21. Yargıtay Ceza Genel Kurulu 2019/610 Esas 2020/463 Karar sayılı 17/11/2020 tarihli kararı;

“…Sanık B ve kardeşi katılan A’in, anneleri tanık F ile aynı evde kaldıkları, sanık ile katılanın küs oldukları ve uzun süredir konuşmadıkları, 03.12.2016 tarihinde saat 15.00-15.30 sıralarında sanık C’in, kendileriyle aynı apartmanın üçüncü katında oturan ağabeyi inceleme dışı sanık D’in oğlu G’i sigara almaya gönderdiği, Gsigara alıp eve döndükten sonra babası D’un bu duruma karşı çıktığı ve bir daha sanık D için sigara almaya gitmemesini söylediği, G’in apartmanın beşinci katındaki sanık C’in evine giderek babasının bir daha sigara almaya gitmesine izin vermediğini belirttiği, bu duruma sinirlenen sanık C’in ağabeyi D’un evine gittiği ve aralarında tartışma yaşandığı, tartışma sırasında sanık C’in yatak odasında bulunan döner bıçağını almak için beşinci kattaki evine çıktığı, döner bıçağını alıp D’la kavga etmek üzere tekrar aşağıya ineceği sırada evde bulunan kardeşi katılan E’in karşısına çıktığı, aynı konu nedeniyle sanıkla katılan arasında da tartışma yaşandığı, katılanın sanığa “30 yıldır nedir senden çektiğimiz”diye kızdığı, sanığın da elinde bulunan döner bıçağıyla katılana vurduğu, katılanın yere düştüğü, sanığın eylemine devam ederek döner bıçağıyla katılanı sırtından, sağ uyluğundan ve kolundan yaraladığı, tanık F’nin sanıkla katılanın yanlarına geldiği, sanık eylemine son verdikten sonra olay yerine çağrılan ambulansla katılanın hastaneye kaldırıldığı, sanığın da olay yerine gelen polislere kardeşini kendisinin bıçakladığını söyleyerek suçta kullandığı döner bıçağıyla birlikte teslim olduğu, sırtından beline kadar uzanan bölgede oluşan 3 adet kesiden bir tanesinin katılanın karaciğerinden yaralanmasına ve hayati tehlike geçirmesine neden olduğu olayda; kardeş olup aynı evde yaşayan ve aralarındaki uzun süreden beri devam eden küslük nedeniyle birbirleriyle konuşmayan sanıkla katılan arasında öldürmeyi gerektirecek ölçüde husumet bulunduğuna dair kesin bir belirleme yapılamaması, sanığın suçta kullandığı döner bıçağının öldürme suçunu işlemeye elverişli olduğu hususunda tereddüt bulunmamakla birlikte katılanın hayati tehlike geçirmesine neden olan sadece tek bir darbenin bulunması, herhangi bir engel neden bulunmamasına rağmen sanığın eylemine kendiliğinden son vermesi ve olay yerine gelen polislere suçunu ikrar ederek teslim olması karşısında, sanığın olay öncesi, olay esnası ve sonrasındaki davranışları bir bütün olarak değerlendirildiğinde eylemine bağlı olarak ortaya çıkan kastının yaralamaya yönelik olduğunun kabulü gerekmektedir…”

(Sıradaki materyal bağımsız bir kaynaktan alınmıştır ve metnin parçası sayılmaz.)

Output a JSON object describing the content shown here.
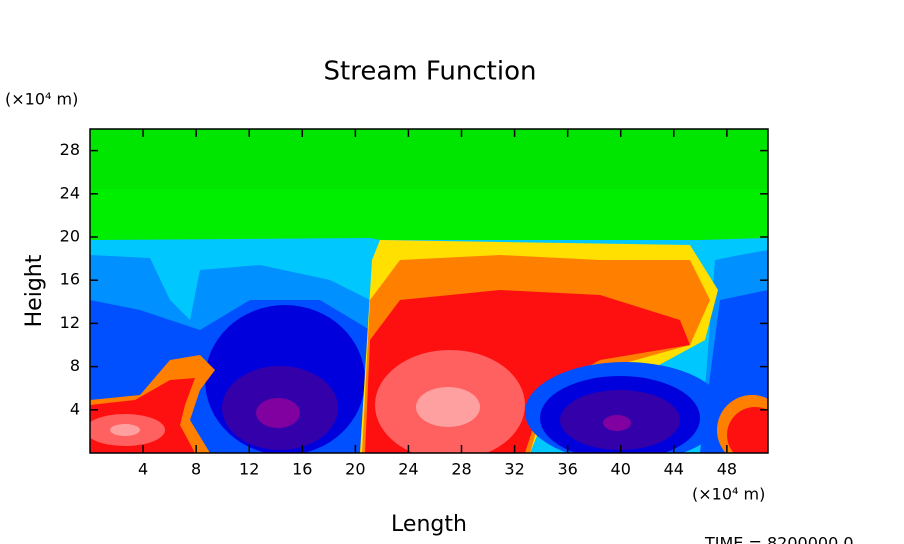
{
  "chart_data": {
    "type": "contour",
    "title": "Stream Function",
    "x_label": "Length",
    "y_label": "Height",
    "x_unit": "(×10⁴ m)",
    "y_unit": "(×10⁴ m)",
    "footer": "TIME = 8200000.0",
    "xlim": [
      0,
      51.1
    ],
    "ylim": [
      0,
      30
    ],
    "xticks": [
      4,
      8,
      12,
      16,
      20,
      24,
      28,
      32,
      36,
      40,
      44,
      48
    ],
    "yticks": [
      4,
      8,
      12,
      16,
      20,
      24,
      28
    ]
  }
}
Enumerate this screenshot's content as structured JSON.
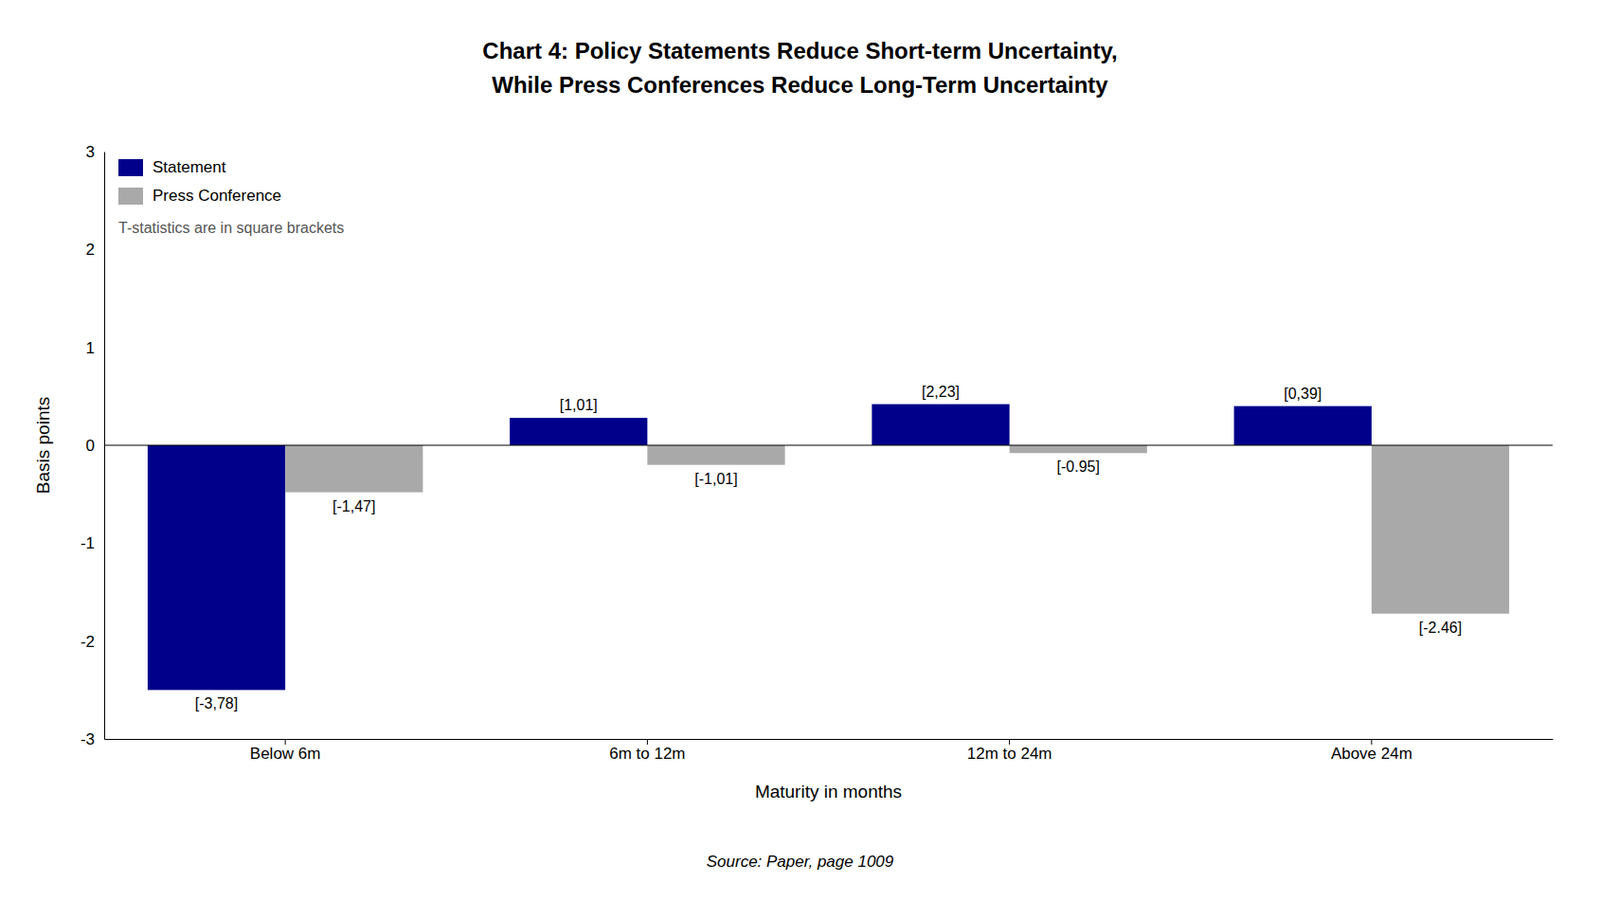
{
  "chart_data": {
    "type": "bar",
    "title": "Chart 4: Policy Statements Reduce Short-term Uncertainty,",
    "subtitle": "While Press Conferences Reduce Long-Term Uncertainty",
    "categories": [
      "Below 6m",
      "6m to 12m",
      "12m to 24m",
      "Above 24m"
    ],
    "series": [
      {
        "name": "Statement",
        "color": "#00008B",
        "values": [
          -2.5,
          0.28,
          0.42,
          0.4
        ],
        "t_stat_labels": [
          "[-3,78]",
          "[1,01]",
          "[2,23]",
          "[0,39]"
        ]
      },
      {
        "name": "Press Conference",
        "color": "#A9A9A9",
        "values": [
          -0.48,
          -0.2,
          -0.08,
          -1.72
        ],
        "t_stat_labels": [
          "[-1,47]",
          "[-1,01]",
          "[-0.95]",
          "[-2.46]"
        ]
      }
    ],
    "x_label": "Maturity in months",
    "y_label": "Basis points",
    "ylim": [
      -3,
      3
    ],
    "yticks": [
      -3,
      -2,
      -1,
      0,
      1,
      2,
      3
    ],
    "grid": false,
    "legend": "upper-left",
    "note": "T-statistics are in square brackets",
    "source": "Source: Paper, page 1009"
  }
}
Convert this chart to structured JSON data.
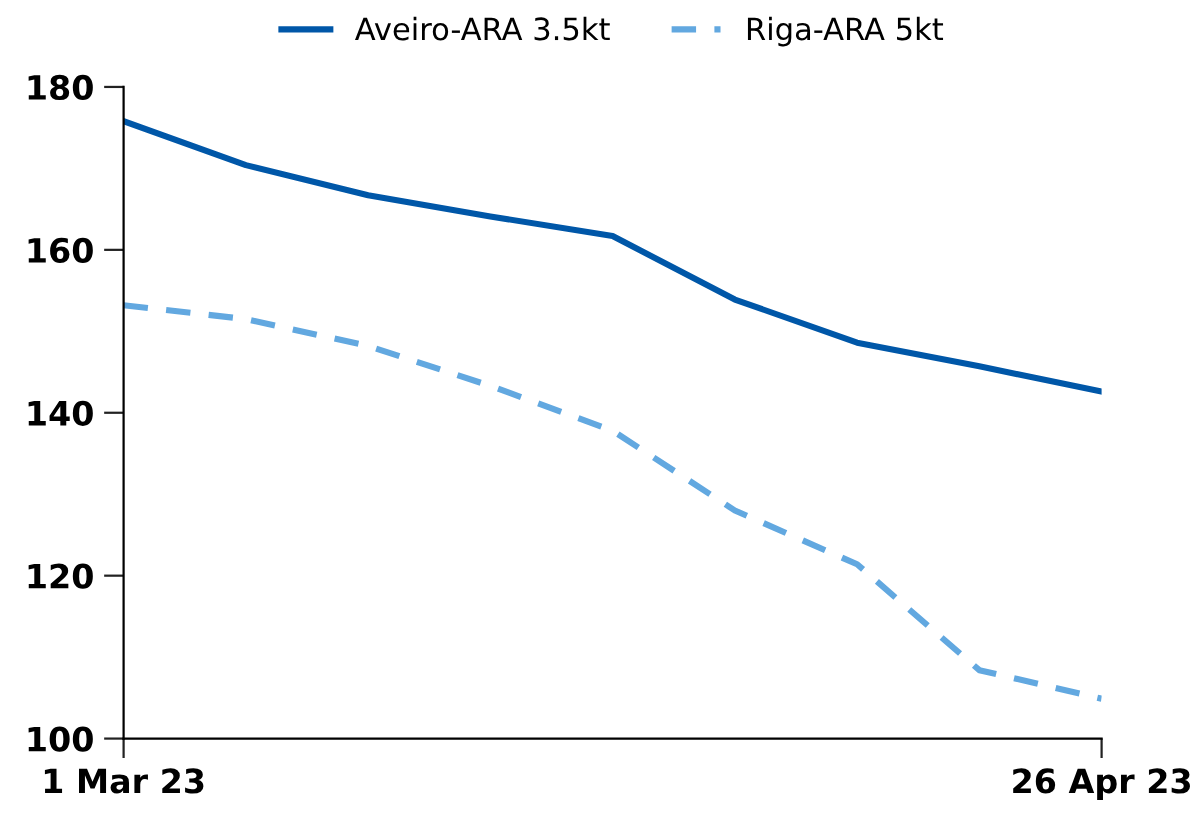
{
  "chart_data": {
    "type": "line",
    "x": [
      "2023-03-01",
      "2023-03-08",
      "2023-03-15",
      "2023-03-22",
      "2023-03-29",
      "2023-04-05",
      "2023-04-12",
      "2023-04-19",
      "2023-04-26"
    ],
    "series": [
      {
        "name": "Aveiro-ARA 3.5kt",
        "color": "#0057a8",
        "line_style": "solid",
        "values": [
          175.8,
          170.4,
          166.7,
          164.1,
          161.7,
          153.9,
          148.6,
          145.7,
          142.6
        ]
      },
      {
        "name": "Riga-ARA 5kt",
        "color": "#62a8e0",
        "line_style": "dashed",
        "values": [
          153.2,
          151.5,
          148.2,
          143.3,
          137.8,
          128.0,
          121.4,
          108.4,
          104.9
        ]
      }
    ],
    "xlim": [
      "2023-03-01",
      "2023-04-26"
    ],
    "xticks": [
      {
        "value": "2023-03-01",
        "label": "1 Mar 23"
      },
      {
        "value": "2023-04-26",
        "label": "26 Apr 23"
      }
    ],
    "ylim": [
      100,
      180
    ],
    "yticks": [
      100,
      120,
      140,
      160,
      180
    ],
    "grid": false,
    "legend": "top",
    "marker": "none"
  }
}
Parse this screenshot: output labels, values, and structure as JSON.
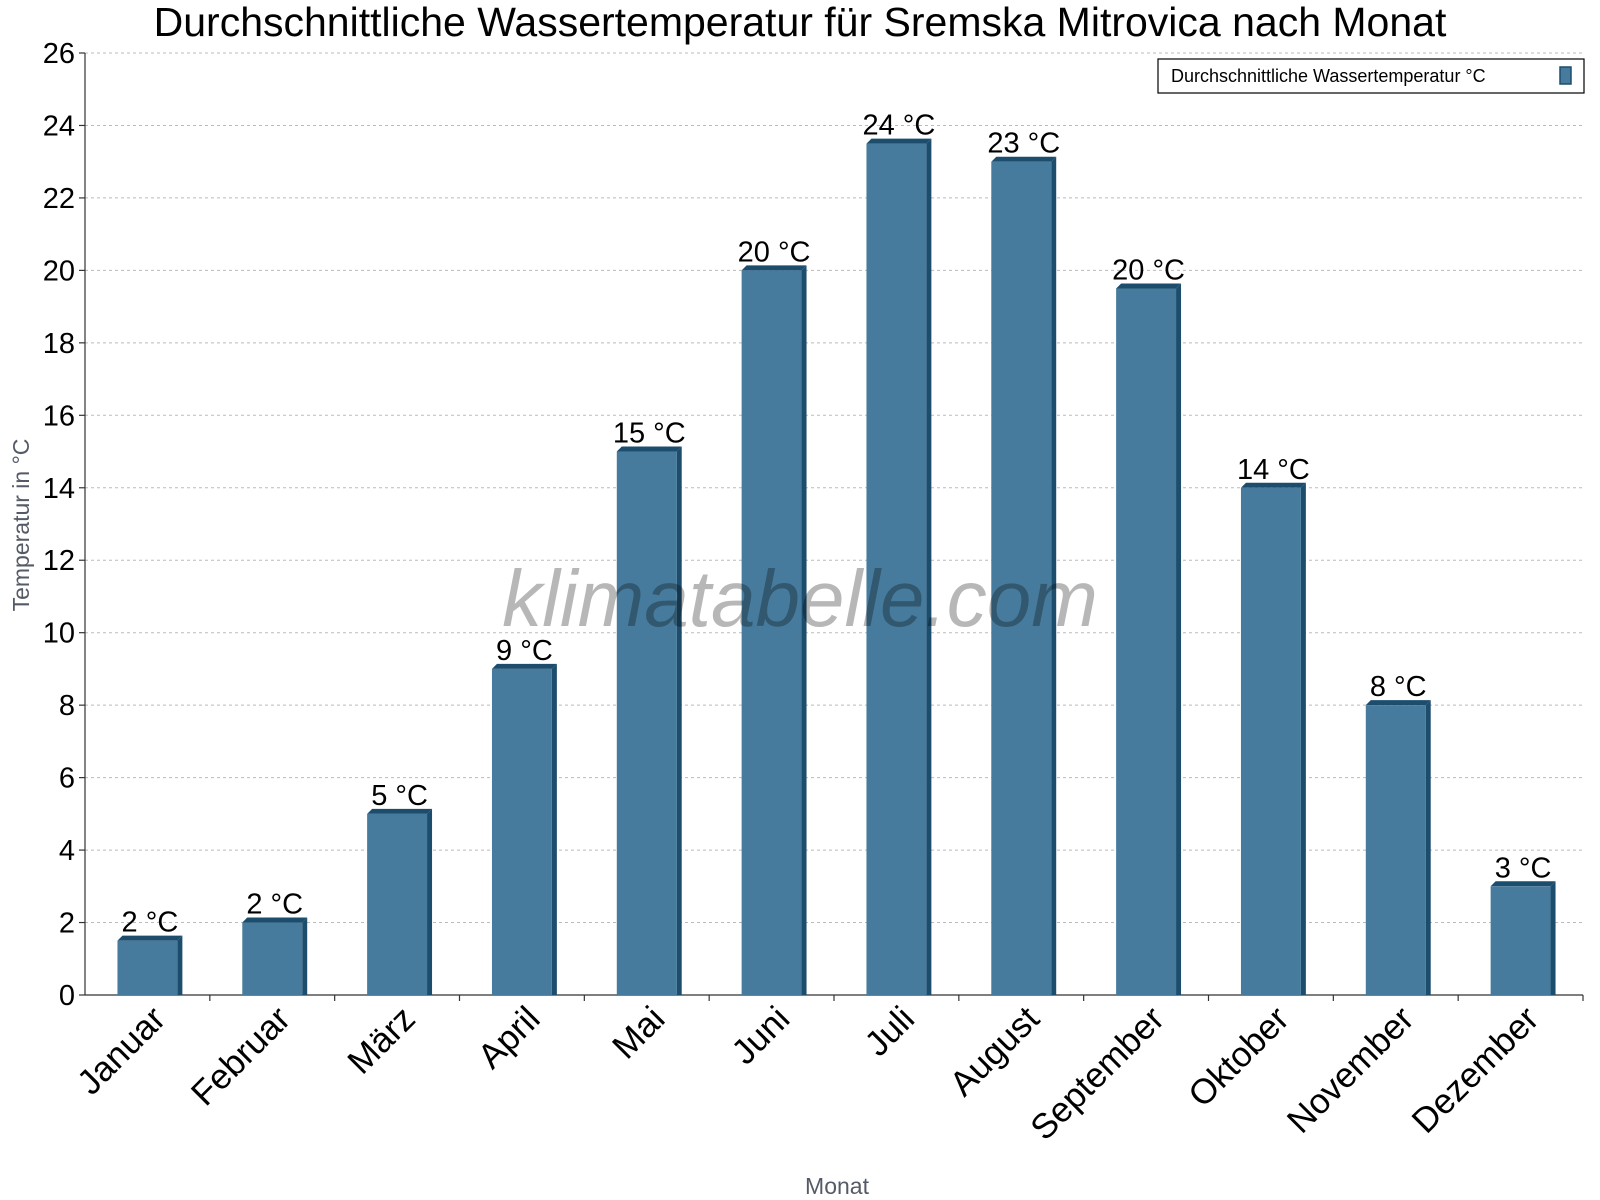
{
  "chart_data": {
    "type": "bar",
    "title": "Durchschnittliche Wassertemperatur für Sremska Mitrovica nach Monat",
    "xlabel": "Monat",
    "ylabel": "Temperatur in °C",
    "ylim": [
      0,
      26
    ],
    "yticks": [
      "0",
      "2",
      "4",
      "6",
      "8",
      "10",
      "12",
      "14",
      "16",
      "18",
      "20",
      "22",
      "24",
      "26"
    ],
    "grid": true,
    "legend_position": "top-right",
    "categories": [
      "Januar",
      "Februar",
      "März",
      "April",
      "Mai",
      "Juni",
      "Juli",
      "August",
      "September",
      "Oktober",
      "November",
      "Dezember"
    ],
    "series": [
      {
        "name": "Durchschnittliche Wassertemperatur °C",
        "values": [
          1.5,
          2,
          5,
          9,
          15,
          20,
          23.5,
          23,
          19.5,
          14,
          8,
          3
        ],
        "labels": [
          "2 °C",
          "2 °C",
          "5 °C",
          "9 °C",
          "15 °C",
          "20 °C",
          "24 °C",
          "23 °C",
          "20 °C",
          "14 °C",
          "8 °C",
          "3 °C"
        ]
      }
    ]
  },
  "watermark": "klimatabelle.com",
  "colors": {
    "bar": "#467b9d",
    "bar_dark": "#1d4d6c",
    "grid": "#bbbbbb",
    "axis": "#333333"
  }
}
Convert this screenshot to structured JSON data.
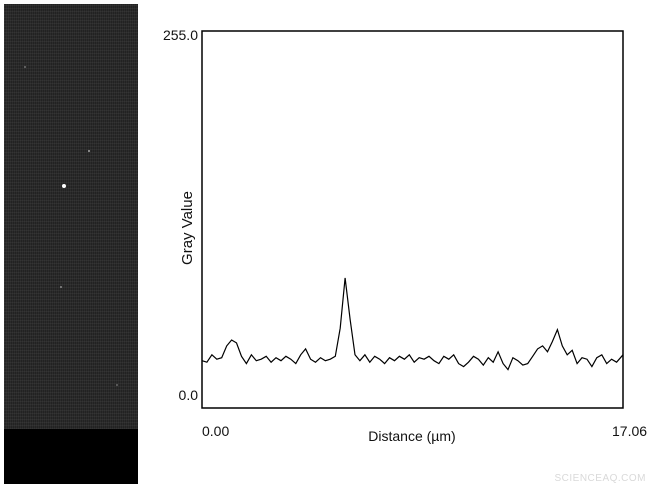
{
  "chart_data": {
    "type": "line",
    "ylabel": "Gray Value",
    "xlabel": "Distance (µm)",
    "x_tick_labels": [
      "0.00",
      "17.06"
    ],
    "y_tick_labels": [
      "0.0",
      "255.0"
    ],
    "xlim": [
      0,
      17.06
    ],
    "ylim": [
      0,
      255
    ],
    "grid": false,
    "series": [
      {
        "x": [
          0,
          0.2,
          0.4,
          0.6,
          0.8,
          1.0,
          1.2,
          1.4,
          1.6,
          1.8,
          2.0,
          2.2,
          2.4,
          2.6,
          2.8,
          3.0,
          3.2,
          3.4,
          3.6,
          3.8,
          4.0,
          4.2,
          4.4,
          4.6,
          4.8,
          5.0,
          5.2,
          5.4,
          5.6,
          5.8,
          6.0,
          6.2,
          6.4,
          6.6,
          6.8,
          7.0,
          7.2,
          7.4,
          7.6,
          7.8,
          8.0,
          8.2,
          8.4,
          8.6,
          8.8,
          9.0,
          9.2,
          9.4,
          9.6,
          9.8,
          10.0,
          10.2,
          10.4,
          10.6,
          10.8,
          11.0,
          11.2,
          11.4,
          11.6,
          11.8,
          12.0,
          12.2,
          12.4,
          12.6,
          12.8,
          13.0,
          13.2,
          13.4,
          13.6,
          13.8,
          14.0,
          14.2,
          14.4,
          14.6,
          14.8,
          15.0,
          15.2,
          15.4,
          15.6,
          15.8,
          16.0,
          16.2,
          16.4,
          16.6,
          16.8,
          17.06
        ],
        "y": [
          32,
          31,
          36,
          33,
          34,
          42,
          46,
          44,
          35,
          30,
          36,
          32,
          33,
          35,
          31,
          34,
          32,
          35,
          33,
          30,
          36,
          40,
          33,
          31,
          34,
          32,
          33,
          35,
          54,
          88,
          60,
          36,
          32,
          36,
          31,
          35,
          33,
          30,
          34,
          32,
          35,
          33,
          36,
          31,
          34,
          33,
          35,
          32,
          30,
          35,
          33,
          36,
          30,
          28,
          31,
          35,
          33,
          29,
          34,
          31,
          38,
          30,
          26,
          34,
          32,
          29,
          30,
          35,
          40,
          42,
          38,
          45,
          53,
          42,
          36,
          39,
          30,
          34,
          33,
          28,
          34,
          36,
          30,
          33,
          31,
          36
        ]
      }
    ]
  },
  "watermark": "SCIENCEAQ.COM"
}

22. Yargıtay Ceza Genel Kurulu 2018/128 Esas ve 2021/173 Karar sayılı 27/04/2021 tarihli kararı;

“…Sanık … ve katılan …’ın birbirlerini tanıdıkları, ancak samimiyetlerinin bulunmadığı, olaydan bir süre önce sanık ile katılanın bir arkadaş ortamında çıkan tartışma sonucu aralarında itiş kakış yaşandığı, orada bulunan arkadaşlarının kendilerini ayırdıkları ve bu olay nedeniyle tarafların kavgalı oldukları, 21.02.2014 tarihinde saat 12.15 sıralarında katılan ve arkadaşı tanık Murat’ın Muratlı ilçesi, Muradiye Mahallesi, 100. Yıl Caddesi’nde bulunan Merkez Camisi’nin karşısındaki İstanbul Döner isimli iş yerinin önünde cuma namazını bekledikleri sırada sanık ile karşılaştıkları, sanığın katılanı görür görmez “Seni öldüreceğim.” diyerek belinde bulunan bıçağı çıkartarak katılana doğru koşmaya başladığı, katılanın yanına geldiğinde elindeki bıçağı iki kez katılana doğru salladığı ve katılanı sol yan tarafından, kalçasından 1 cm’lik ve göbek çukurunun 8 cm üstünde 0,5 cm’lik cilt altı kesisi oluşturacak şekilde ve basit bir tıbbi müdahale ile giderilebilecek ölçüde hafif nitelikte yaraladığı, bu esnada katılanın bıçak darbelerinden kurtulmak isterken dengesini kaybedip yere düştüğü, katılanın arkadaşı tanık Murat’ın araya girerek sanığın bıçak bulunan elini tuttuğu, yerden kalkan katılanın kaçtığı, ancak sanığın belli bir süre daha katılanı kovaladığı, daha sonra takip etmeyi bıraktığı, katılanın olayı görevli polis memurlarına bildirmesi üzerine sanığın Necati Çalışkan Caddesi’nde bulunan Yağlı Tohumlar binasının yakınında görüldüğü, kendisine yaklaşıldığı sırada elinde bulunan ve suçta kullandığı 6136 sayılı Kanun kapsamında yasak niteliği haiz olmayan bıçağı çöp tenekesinin yanına doğru fırlattığı, sanığın yakalanmasından sonra yere atmış olduğu bıçağın çimlerin üzerinde bulunarak muhafaza altına alındığı olayda;

Sanık ve katılan arasında öldürmeyi gerektirecek husumet bulunmaması, katılanın karın ve sol kalçasındaki yaralarının basit bir tıbbi müdahale ile giderilebilecek ölçüde hafif nitelikte olması, sanığın sonuç alma veya eylemini sürdürme konusunda ciddi bir çaba içerisine girmesi durumunda tanık Murat’ın etkisinin eylemi önlemeye yetmeyeceği,sanığın olay öncesi, olay esnası ve sonrasındaki davranışları bir bütün olarak değerlendirildiğinde sanığın eylemine bağlı olarak ortaya çıkan kastının katılanı yaralamaya yönelik olduğu bu itibarla sanığın kasten öldürmeye teşebbüs suçundan mahkûmiyetine ilişkin Yerel Mahkeme hükmünün isabetsiz olduğu kabul edilmelidir…”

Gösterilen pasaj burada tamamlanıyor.